Fourth-quarter EPS to fall
General Electric (GE) is scheduled to report its fourth-quarter earnings results on January 31. Analysts expect its bottom line results to fall YoY (year-over-year) mainly due to the underperformances of several of its segments.
Wall Street analysts expect GE to report adjusted EPS of $0.22, down 18.5% from its EPS of $0.27 in the fourth quarter of the previous year. The industrial conglomerate’s earnings fell more than 20% in the first three quarters of 2018.
Underperforming businesses to hurt revenue
GE’s revenue for the quarter is expected to rise just 3.8% YoY to $32.59 billion. Analysts believe the Aviation and Renewable Energy segments will see strong top line growth, but continued weakness in the Power, Lighting, and Transportation segments could weigh on the company’s overall revenue growth.
The Power segment has been struggling for the past several quarters as growing demand for renewables and energy-efficient alternatives has eroded the need for fossil fuel–based power plants.
Intense competition and train budgetary cuts in several countries are hurting the Transportation segment’s revenue and margins. The company’s Lighting segment’s sales have also been hurt by intensified competition from local and regional players.
The sluggish performances of the businesses mentioned above have been weighing on GE’s overall revenue and profitability growth.

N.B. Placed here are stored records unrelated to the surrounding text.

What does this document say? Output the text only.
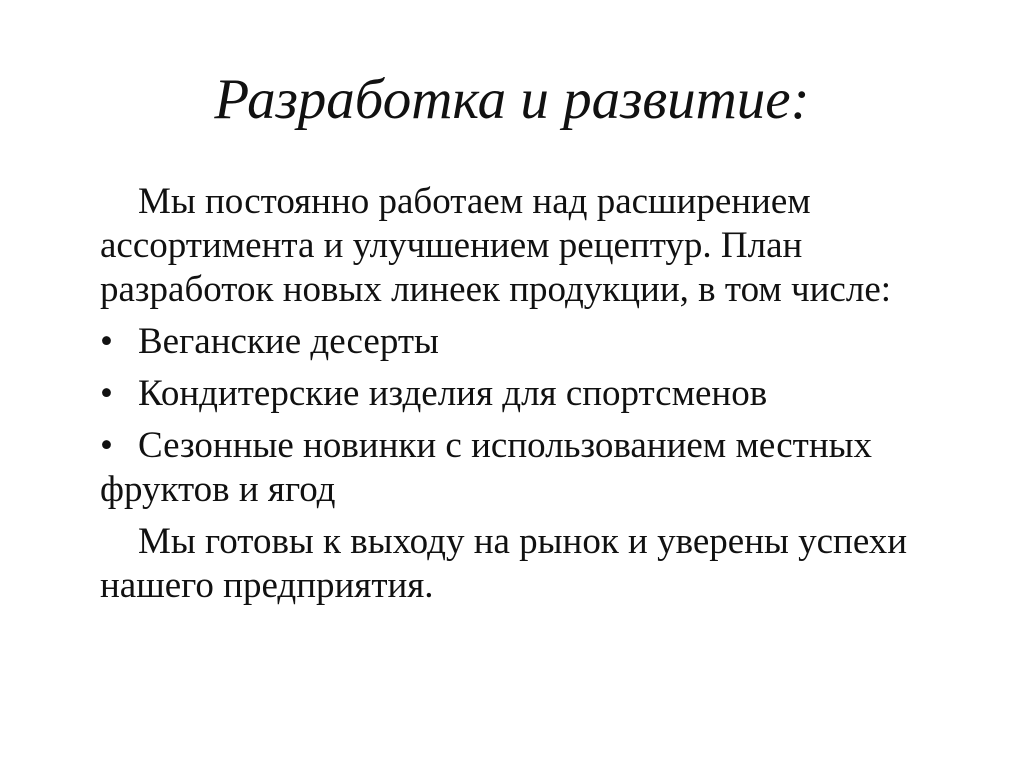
Разработка и развитие:

Мы постоянно работаем над расширением ассортимента и улучшением рецептур. План разработок новых линеек продукции, в том числе:

• Веганские десерты
• Кондитерские изделия для спортсменов
• Сезонные новинки с использованием местных фруктов и ягод

Мы готовы к выходу на рынок и уверены успехи нашего предприятия.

The industrial conglomerate’s third-quarter revenue performance was more disappointing than the performances of most of its competitors in the industrial sector (XLI).
The company’s third-quarter revenue fell 4% YoY to $29.6 billion and missed analysts’ consensus expectation of $29.9 billion in the period. On the other hand, its main competitors Honeywell International (HON), United Technologies (UTX), and Crane Company (CR) all reported better-than-expected revenues and marked improvements YoY.
Focus on restructuring initiative progress
Apart from the company’s fourth-quarter earnings results, investors and analysts are likely to focus on its management’s discussion about the progress of its ongoing restructuring plan. CEO Larry Culp has sped up the planned restructuring initiative the company undertook in June last year, helping it to gain investors’ confidence over the last month.
In the last few weeks, Culp has also revised several divestments and spin-off deals, including a deal with Baker Hughes, a GE company (BHGE), and Wabtec, which promises higher cash flows for the company. He has also been able to sell $1.5 billion worth of GE Capital’s healthcare equipment finance portfolio and has confidentially filed for an IPO for GE’s Healthcare unit.